Beginning February 16, 2020 at 08:21UTC, and over the next two days, partners in the DE1 zone began to experience increased latency followed by an error page. The first service interruption lasted 27 minutes. The second interruption, on February 17 lasted three minutes and the last, on February 18 lasted 24 minutes, for a total of 55 minutes over three consecutive days.
The underlying cause of the interruptions was an inefficient method in the Autotask application code, used for querying Installed Products. The method was returning ALL Products whenever a user queried for or navigated to a control that queried Products. Historically, this has not been an issue, however, shortly prior to these incidents a partner mistakenly imported over 993,000 products manually into their database. When a user in that partner’s database queried Products, the inefficient method queried ALL 993,000+ Products, causing race conditions on the web server making the call. As the web server became overloaded, the query was passed to the next web server, which was also overwhelmed by the query. The query would continue passing to the next web server until all of the web servers for the zone were overloaded, bringing the zone down.
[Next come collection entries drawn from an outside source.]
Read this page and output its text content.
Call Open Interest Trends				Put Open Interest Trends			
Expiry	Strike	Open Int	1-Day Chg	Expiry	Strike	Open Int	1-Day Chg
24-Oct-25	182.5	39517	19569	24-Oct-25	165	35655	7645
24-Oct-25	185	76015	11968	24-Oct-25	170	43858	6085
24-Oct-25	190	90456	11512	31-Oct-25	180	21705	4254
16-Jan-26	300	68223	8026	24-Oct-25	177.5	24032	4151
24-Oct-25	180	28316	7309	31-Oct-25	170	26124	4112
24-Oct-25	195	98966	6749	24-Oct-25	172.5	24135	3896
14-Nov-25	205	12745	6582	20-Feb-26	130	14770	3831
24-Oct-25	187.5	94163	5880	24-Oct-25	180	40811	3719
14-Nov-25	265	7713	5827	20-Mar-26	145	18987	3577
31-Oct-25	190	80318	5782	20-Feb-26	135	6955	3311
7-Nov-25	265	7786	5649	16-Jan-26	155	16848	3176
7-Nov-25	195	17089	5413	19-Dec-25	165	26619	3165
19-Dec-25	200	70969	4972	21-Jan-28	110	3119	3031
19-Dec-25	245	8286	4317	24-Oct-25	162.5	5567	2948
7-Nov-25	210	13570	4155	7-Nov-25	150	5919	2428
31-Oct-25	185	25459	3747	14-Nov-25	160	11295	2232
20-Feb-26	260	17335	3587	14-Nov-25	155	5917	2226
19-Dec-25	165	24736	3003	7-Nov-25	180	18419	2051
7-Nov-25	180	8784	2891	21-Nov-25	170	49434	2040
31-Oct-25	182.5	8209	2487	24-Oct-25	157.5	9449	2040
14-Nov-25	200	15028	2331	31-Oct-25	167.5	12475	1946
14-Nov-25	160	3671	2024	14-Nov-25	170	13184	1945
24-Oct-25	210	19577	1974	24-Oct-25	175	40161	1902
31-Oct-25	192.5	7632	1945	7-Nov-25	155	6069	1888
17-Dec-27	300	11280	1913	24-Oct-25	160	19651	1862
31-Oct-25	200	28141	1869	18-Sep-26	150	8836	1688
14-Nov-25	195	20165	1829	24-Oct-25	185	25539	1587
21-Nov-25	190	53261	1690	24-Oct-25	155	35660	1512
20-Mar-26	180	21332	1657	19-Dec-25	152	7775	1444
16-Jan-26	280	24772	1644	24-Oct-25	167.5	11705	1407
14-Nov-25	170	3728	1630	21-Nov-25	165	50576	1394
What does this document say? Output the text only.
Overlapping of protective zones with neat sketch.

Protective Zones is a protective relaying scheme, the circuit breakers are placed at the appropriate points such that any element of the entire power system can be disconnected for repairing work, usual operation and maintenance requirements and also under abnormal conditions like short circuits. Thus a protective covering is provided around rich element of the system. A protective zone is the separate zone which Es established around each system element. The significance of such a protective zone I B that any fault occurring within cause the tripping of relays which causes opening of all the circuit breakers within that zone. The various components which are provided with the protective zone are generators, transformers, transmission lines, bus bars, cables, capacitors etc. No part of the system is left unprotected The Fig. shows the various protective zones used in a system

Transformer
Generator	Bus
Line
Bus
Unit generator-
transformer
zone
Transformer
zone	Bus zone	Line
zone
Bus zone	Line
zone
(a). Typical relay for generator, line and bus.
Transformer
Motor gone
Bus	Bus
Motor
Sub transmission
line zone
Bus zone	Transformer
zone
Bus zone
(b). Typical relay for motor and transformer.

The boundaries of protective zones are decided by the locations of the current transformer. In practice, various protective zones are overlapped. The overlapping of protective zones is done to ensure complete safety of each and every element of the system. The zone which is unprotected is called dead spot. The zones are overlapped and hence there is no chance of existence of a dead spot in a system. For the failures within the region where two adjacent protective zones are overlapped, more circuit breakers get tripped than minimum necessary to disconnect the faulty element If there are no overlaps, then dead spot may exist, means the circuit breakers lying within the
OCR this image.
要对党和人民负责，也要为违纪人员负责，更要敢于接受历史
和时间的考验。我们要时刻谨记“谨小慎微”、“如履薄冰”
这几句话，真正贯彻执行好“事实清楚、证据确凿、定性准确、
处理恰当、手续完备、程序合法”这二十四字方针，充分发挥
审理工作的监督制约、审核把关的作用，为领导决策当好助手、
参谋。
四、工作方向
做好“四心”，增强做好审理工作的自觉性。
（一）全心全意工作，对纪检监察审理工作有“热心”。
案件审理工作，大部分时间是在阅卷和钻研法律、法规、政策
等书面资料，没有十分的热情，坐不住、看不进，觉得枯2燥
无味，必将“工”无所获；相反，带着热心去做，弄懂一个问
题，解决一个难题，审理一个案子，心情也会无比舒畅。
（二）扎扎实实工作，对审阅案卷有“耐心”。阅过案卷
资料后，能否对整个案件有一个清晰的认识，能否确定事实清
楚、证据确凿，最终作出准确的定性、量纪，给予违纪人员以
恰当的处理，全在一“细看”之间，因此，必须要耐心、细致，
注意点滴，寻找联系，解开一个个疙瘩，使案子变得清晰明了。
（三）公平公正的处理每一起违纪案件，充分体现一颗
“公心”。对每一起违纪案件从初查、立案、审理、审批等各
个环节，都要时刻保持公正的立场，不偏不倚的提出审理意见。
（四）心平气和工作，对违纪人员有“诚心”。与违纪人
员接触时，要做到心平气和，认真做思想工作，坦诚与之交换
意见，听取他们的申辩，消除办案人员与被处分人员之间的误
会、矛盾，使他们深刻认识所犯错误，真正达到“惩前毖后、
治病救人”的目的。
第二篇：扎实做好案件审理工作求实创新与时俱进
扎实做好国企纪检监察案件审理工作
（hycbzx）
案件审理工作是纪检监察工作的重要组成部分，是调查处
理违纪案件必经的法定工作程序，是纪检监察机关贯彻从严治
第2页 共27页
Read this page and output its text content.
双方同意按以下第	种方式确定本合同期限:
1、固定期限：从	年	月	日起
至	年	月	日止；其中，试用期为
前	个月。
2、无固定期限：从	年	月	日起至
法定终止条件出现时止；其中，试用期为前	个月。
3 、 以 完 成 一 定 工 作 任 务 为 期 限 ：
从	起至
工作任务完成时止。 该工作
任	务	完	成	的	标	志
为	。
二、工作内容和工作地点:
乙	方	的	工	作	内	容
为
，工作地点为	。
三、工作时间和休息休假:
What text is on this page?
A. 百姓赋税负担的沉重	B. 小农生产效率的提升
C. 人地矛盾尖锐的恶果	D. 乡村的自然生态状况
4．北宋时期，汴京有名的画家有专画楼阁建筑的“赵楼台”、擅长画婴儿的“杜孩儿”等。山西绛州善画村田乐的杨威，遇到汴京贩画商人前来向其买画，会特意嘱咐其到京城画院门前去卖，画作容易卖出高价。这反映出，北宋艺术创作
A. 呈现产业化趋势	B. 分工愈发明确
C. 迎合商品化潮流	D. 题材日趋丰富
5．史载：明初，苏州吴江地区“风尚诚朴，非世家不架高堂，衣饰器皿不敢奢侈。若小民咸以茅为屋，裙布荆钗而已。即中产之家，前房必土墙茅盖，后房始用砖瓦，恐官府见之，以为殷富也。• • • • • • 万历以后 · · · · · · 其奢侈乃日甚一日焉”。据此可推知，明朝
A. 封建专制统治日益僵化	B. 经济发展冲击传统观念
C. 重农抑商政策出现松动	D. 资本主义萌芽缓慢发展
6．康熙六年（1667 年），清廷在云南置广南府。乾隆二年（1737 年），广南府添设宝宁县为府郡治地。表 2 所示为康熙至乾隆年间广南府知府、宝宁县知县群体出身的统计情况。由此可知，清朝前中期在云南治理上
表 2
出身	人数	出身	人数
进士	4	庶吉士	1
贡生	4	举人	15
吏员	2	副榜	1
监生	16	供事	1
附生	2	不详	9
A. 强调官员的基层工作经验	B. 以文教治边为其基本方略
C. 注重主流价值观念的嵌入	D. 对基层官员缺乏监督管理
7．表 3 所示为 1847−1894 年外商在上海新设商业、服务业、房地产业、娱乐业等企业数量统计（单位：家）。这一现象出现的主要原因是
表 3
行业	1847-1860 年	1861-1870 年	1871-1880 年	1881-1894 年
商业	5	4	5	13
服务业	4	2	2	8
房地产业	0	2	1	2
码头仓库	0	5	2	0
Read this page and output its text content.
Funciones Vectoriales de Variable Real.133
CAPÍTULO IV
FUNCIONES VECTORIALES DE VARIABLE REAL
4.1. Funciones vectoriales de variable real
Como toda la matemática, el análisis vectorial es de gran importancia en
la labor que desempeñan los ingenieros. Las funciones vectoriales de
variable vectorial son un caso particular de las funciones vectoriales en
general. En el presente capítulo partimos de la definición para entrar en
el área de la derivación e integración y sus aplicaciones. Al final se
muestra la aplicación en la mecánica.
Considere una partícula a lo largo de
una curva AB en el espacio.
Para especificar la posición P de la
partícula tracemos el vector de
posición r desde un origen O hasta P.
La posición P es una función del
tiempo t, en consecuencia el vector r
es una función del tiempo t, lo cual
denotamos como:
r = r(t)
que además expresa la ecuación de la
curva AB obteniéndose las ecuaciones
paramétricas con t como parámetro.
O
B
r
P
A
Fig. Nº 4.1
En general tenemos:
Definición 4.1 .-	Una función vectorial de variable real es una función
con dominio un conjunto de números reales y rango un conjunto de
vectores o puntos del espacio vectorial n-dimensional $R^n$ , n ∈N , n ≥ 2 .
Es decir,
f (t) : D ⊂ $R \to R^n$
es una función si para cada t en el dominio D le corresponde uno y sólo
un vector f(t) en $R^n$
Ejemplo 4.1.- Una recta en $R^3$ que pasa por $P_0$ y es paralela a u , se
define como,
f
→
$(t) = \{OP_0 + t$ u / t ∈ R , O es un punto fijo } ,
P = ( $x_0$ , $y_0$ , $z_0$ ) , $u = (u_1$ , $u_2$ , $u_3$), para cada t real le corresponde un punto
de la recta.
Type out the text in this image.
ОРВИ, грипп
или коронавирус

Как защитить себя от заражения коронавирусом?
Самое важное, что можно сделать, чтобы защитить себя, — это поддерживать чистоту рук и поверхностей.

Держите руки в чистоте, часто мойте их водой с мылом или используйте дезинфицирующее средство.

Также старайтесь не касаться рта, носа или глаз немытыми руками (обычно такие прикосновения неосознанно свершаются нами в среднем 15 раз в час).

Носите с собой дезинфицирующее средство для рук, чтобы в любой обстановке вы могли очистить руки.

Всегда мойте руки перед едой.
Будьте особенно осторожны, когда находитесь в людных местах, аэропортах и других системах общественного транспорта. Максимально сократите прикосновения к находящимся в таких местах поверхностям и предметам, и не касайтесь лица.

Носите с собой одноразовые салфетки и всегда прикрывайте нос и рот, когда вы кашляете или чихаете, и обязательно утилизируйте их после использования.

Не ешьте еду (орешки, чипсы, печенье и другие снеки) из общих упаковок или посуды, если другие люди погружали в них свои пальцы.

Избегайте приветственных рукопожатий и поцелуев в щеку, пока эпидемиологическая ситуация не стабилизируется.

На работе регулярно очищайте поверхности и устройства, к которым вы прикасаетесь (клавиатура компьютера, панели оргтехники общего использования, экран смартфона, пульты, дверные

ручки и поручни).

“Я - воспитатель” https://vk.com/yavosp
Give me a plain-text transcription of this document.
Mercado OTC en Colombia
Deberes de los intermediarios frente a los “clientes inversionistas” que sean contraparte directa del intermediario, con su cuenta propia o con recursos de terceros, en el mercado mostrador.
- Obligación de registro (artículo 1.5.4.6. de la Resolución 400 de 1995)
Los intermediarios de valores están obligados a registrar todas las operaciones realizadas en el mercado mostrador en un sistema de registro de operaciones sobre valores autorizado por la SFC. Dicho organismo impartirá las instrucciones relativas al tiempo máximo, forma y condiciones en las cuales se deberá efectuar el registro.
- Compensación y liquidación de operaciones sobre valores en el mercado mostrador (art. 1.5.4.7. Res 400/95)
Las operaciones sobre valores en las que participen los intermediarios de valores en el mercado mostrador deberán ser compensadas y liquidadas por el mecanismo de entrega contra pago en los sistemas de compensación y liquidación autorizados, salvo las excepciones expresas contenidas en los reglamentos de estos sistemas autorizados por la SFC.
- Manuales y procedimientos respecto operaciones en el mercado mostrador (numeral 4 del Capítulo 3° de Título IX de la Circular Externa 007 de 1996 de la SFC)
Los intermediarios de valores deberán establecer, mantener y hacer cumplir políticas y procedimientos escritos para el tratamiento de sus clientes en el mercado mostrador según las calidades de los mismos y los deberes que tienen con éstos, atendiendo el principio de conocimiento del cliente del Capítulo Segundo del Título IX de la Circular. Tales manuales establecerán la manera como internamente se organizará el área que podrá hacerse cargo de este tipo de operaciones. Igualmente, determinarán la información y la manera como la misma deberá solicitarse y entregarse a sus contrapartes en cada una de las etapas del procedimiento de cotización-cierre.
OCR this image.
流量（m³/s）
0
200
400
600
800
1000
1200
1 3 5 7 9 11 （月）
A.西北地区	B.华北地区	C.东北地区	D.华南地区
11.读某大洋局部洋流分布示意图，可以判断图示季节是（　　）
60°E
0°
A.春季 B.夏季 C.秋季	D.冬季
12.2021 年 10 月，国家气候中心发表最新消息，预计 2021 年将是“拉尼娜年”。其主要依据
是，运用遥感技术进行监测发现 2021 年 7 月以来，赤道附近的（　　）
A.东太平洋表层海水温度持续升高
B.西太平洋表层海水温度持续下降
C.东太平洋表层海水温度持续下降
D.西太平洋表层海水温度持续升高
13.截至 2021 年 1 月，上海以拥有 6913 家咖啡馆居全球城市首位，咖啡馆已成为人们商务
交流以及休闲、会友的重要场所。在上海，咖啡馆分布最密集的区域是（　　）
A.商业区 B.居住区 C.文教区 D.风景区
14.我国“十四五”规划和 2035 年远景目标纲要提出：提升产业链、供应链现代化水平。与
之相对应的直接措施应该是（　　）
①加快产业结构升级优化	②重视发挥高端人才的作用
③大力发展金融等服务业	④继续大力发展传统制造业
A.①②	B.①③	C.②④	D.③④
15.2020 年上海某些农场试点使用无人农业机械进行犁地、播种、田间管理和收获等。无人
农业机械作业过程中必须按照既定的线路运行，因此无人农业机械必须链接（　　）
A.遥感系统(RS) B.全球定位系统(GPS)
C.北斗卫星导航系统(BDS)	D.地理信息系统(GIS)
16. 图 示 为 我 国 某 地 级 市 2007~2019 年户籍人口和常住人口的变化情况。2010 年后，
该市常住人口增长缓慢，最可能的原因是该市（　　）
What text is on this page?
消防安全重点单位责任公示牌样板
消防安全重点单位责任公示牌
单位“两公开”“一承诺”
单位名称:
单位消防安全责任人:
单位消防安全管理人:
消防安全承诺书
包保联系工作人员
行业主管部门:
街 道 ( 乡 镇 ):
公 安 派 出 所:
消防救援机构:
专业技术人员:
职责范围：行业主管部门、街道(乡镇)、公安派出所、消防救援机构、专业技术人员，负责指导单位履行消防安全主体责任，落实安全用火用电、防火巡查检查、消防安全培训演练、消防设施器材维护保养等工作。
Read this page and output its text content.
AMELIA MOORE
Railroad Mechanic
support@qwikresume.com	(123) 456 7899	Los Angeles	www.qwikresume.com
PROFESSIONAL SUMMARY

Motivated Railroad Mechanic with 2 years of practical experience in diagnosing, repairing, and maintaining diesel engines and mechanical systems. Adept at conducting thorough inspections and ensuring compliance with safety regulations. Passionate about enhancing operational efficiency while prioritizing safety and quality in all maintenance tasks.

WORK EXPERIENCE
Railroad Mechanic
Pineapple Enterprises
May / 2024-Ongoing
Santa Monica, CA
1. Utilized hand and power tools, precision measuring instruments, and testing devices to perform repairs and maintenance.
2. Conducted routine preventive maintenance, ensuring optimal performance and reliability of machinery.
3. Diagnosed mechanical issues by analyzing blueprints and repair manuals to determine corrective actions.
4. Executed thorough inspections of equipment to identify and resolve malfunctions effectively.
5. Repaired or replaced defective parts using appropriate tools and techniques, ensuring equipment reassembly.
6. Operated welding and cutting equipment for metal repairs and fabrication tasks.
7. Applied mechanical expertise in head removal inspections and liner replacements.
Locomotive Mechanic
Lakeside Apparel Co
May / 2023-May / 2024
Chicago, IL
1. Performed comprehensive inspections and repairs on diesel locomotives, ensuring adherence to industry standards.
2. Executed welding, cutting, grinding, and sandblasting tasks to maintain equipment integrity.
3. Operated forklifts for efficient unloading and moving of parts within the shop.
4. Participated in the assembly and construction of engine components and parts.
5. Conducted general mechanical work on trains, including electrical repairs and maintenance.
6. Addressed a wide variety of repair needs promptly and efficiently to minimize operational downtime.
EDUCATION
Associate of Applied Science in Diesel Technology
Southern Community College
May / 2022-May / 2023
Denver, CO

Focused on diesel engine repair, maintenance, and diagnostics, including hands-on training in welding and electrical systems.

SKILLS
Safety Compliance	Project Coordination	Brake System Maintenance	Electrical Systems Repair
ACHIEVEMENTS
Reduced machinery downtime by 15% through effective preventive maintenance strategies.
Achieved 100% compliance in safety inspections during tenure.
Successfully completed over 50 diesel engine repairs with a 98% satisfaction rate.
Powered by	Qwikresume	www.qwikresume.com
Datto’s Development Engineers have inspected and replaced nine inefficient calls that formerly would try to return all rows for items such as Products. These calls now only return a portion of the data and will not cause any load increase on web servers.
We will continue to serve our partners in order to allow them to use Autotask PSA to run their business reliably without undue limitations. We will undertake edge-case testing of large-scale data sets to determine if there are other opportunities to increase efficiency or eliminate causes of service interruption.